Karavan Cessna 208 yang beroperasi sebagai Mombasa Air Safari Penerbangan 203, dalam perjalanan menuju Cagar Nasional Maasai Mara, jatuh di wilayah pesisir Kwale, Kenya, menewaskan 11 orang, sebagian besar turis asing.

Maskapai tersebut mengatakan delapan penumpang asal Hongaria dan dua penumpang Jerman berada di dalamnya, dan pilot asal Kenya juga tewas. Pesawat itu jatuh di kawasan perbukitan dan hutan sekitar 40 kilometer (25 mil) dari landasan udara Diani.

10. Kecelakaan Penerbangan UPS Airlines, 4 November:

Terbang dari Bandara Internasional Louisville Muhammad Ali di Kentucky ke Honolulu, pesawat McDonnell Douglas MD-11, mengalami pemisahan mesin kirinya saat lepas landas dan jatuh di kawasan industri beberapa detik setelah lepas landas dari landasan pacu. Kecelakaan itu menewaskan empat belas orang, termasuk ketiga awak pesawat.

11. Kecelakaan Dubai Airshow, 21 November:

Hari terakhir Dubai Airshow 2025 menyaksikan insiden tragis ketika sebuah jet tempur India jatuh saat bermanuver, menewaskan pilotnya. Pilot Angkatan Udara India, Komandan Sayap Namansh Syal, kehilangan nyawanya dalam kecelakaan LCA Tejas.
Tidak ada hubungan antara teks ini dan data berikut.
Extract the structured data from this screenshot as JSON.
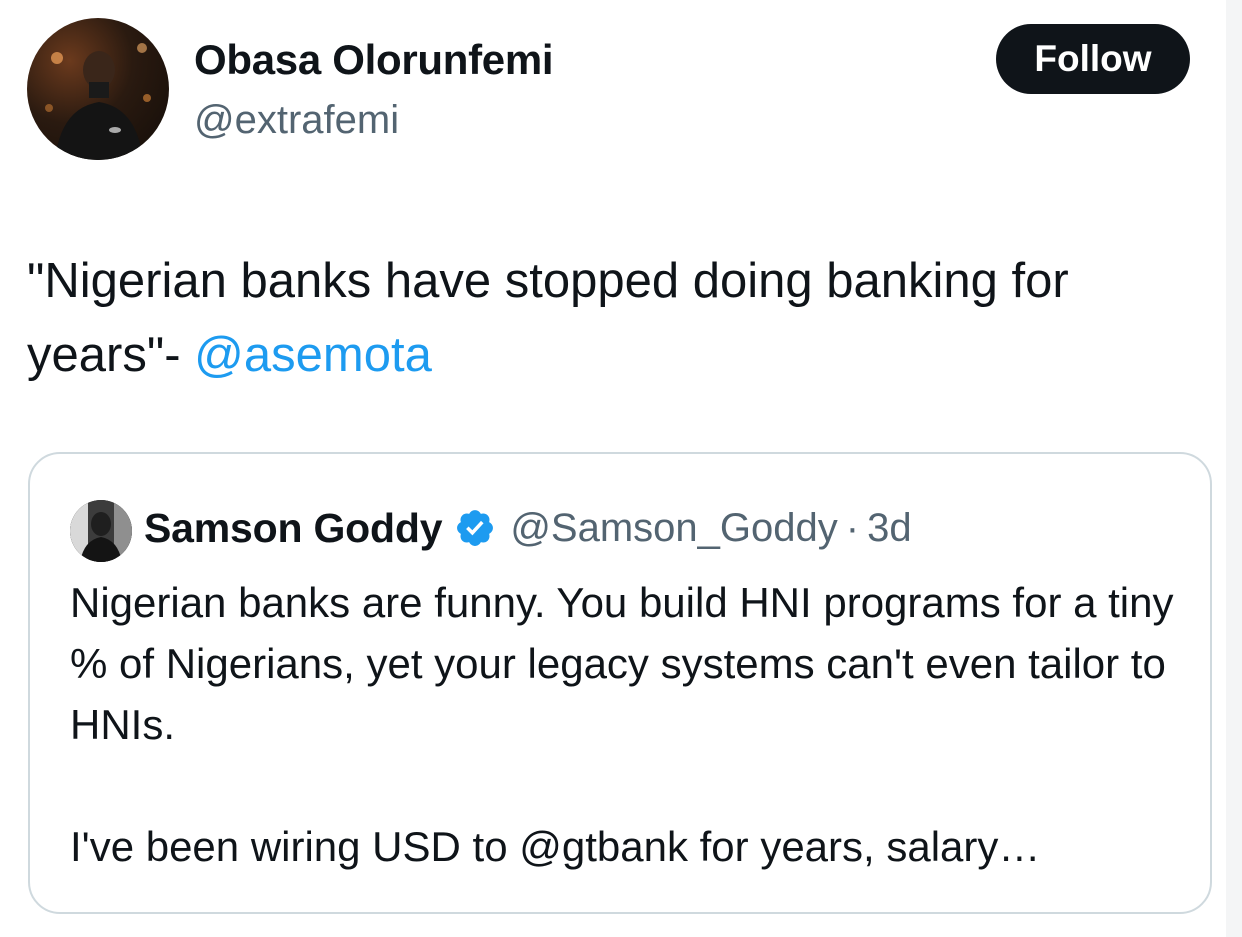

Kecelakaan itu menandai kecelakaan Tejas kedua yang diketahui, namun merupakan kecelakaan fatal pertama di pertunjukan udara internasional. Jet itu jatuh sekitar pukul 14.10 pada hari terakhir pertunjukan udara saat melakukan aksi. Penonton menyaksikan dengan kaget ketika pesawat itu menukik dan terbakar setelah menyentuh tanah.

UEA menyatakan solidaritasnya atas tragedi tersebut. Jenazah pilot pemberani itu dipulangkan ke India keesokan harinya, dengan upacara penghormatan.

12. Kecelakaan pesawat Turki, 23 Desember

Panglima angkatan bersenjata Libya dan empat pejabat tinggi militer lainnya tewas Selasa malam ketika jet bisnis mereka jatuh tak lama setelah lepas landas dari Ankara, kata para pejabat di ibu kota Turki dan Tripoli.

Puing-puing pesawat Falcon 50 mereka ditemukan oleh petugas keamanan Turki di distrik Haymana dekat Ankara. Tiga anggota awak juga tewas.